アイスランドの火山が噴き出した大量の灰は欧州の空港を軒並み閉鎖に追い込み、世界中で航空便を大混乱に陥らせた。再噴火の恐れはまだ残っており、日本でも、ビジネスマンや5月の連休に海外旅行を計画している人々の心配は収まりそうにない。
今日のグローバル化を支えているのが、インターネットに代表される情報通信網と航空機が引っ張る高速の大量輸送手段だ。だが、火山灰はジェット機のエンジントラブルを起こしかねない。このため事故を恐れた各国当局が空港閉鎖に踏み切った。
安全を経済的利益より優先するのは当然だ。しかし、グローバル時代は、大量の人の往来や物流を大前提にしている。それが止まれば、影響は深刻だ。資材の供給が滞って企業が苦境に陥ったり、急を要する薬品が届かずに命を脅かされる人も出たりする。
危険が去って運航を再開できるようになったかどうか、そうでないならどんな代替手段が用意できるか、こうした点について速やかな判断も必要だ。
今回、各国の管制当局は用心のあまり空港閉鎖の方針を掲げ続けた。灰の分布に応じたきめ細かい対策は不十分なまま、各地で足止めが長引き、空港で夜を明かす人々から悲鳴があがった。毎日巨額の損失をかぶる航空業界や空港からも、あいまいな判断根拠への不満の声が広がった。
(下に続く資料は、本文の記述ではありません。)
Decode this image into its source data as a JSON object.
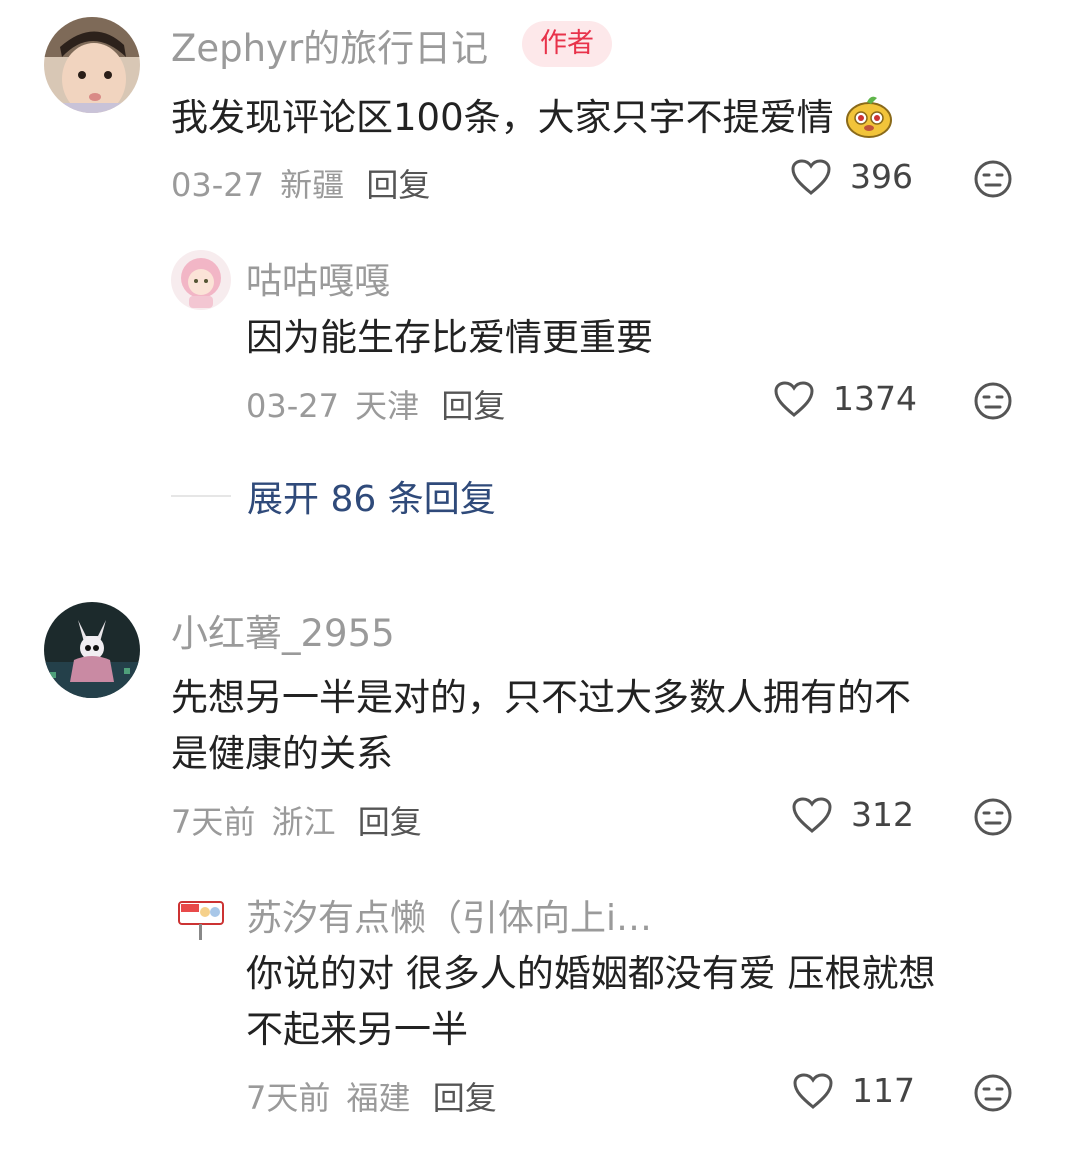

結局、国ごとの判断では対応しきれず、欧州連合(EU)加盟国の交通担当相が緊急会議を行った。国境を越える問題にはこうして意思統一をはかるのが不可欠だということだろう。
日本もアイスランドと並ぶ火山国だ。成長著しいアジアにも多くの火山がある。地震対策や火山の溶岩流対策での国際協力は行われているが、多くの航空機が飛び交うアジアで火山爆発による火山灰が発生した場合を想定した対応策づくりは整っていない。安全優先で交通手段を止めざるをえなくなったとき、欧州と同じような問題を抱えることになるだろう。
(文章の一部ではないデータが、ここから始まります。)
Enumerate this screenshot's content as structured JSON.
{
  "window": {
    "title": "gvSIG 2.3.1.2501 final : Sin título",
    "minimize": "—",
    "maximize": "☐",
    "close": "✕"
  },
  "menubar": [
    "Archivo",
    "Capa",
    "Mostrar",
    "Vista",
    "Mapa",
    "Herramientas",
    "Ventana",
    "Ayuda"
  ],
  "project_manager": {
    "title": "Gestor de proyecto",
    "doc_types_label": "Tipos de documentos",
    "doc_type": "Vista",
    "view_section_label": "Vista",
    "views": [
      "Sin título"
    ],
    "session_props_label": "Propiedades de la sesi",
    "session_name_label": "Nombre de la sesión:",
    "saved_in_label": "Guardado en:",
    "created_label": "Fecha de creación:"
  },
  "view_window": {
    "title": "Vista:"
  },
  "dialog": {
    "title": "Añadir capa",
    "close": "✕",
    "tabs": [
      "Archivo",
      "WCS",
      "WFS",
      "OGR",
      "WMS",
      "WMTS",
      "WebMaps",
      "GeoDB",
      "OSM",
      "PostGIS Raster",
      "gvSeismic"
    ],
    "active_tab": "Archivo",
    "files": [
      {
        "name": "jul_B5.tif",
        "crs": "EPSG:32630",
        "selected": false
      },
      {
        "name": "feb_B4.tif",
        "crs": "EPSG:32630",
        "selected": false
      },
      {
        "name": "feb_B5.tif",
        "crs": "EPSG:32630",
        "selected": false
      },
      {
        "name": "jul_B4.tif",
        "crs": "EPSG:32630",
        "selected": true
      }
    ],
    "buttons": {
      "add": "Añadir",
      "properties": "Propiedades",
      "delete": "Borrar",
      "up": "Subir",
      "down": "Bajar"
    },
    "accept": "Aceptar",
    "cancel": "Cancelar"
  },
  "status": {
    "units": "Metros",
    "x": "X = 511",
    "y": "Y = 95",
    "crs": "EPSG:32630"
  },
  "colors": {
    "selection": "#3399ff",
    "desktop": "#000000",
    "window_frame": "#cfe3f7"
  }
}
閉鎖した空港をどのように再開していくか。鉄道や海運など代替輸送手段をどう確保するか。欧州発の空の混乱を機に、日本もアジア諸国に話し合いを呼びかけてはどうか。
火山灰に限らない。感染症や地球温暖化など、グローバル社会は一国では解決できない問題に常にさらされている。課題は、国境を越えてどれだけ緊密な協力態勢を築けるかだ。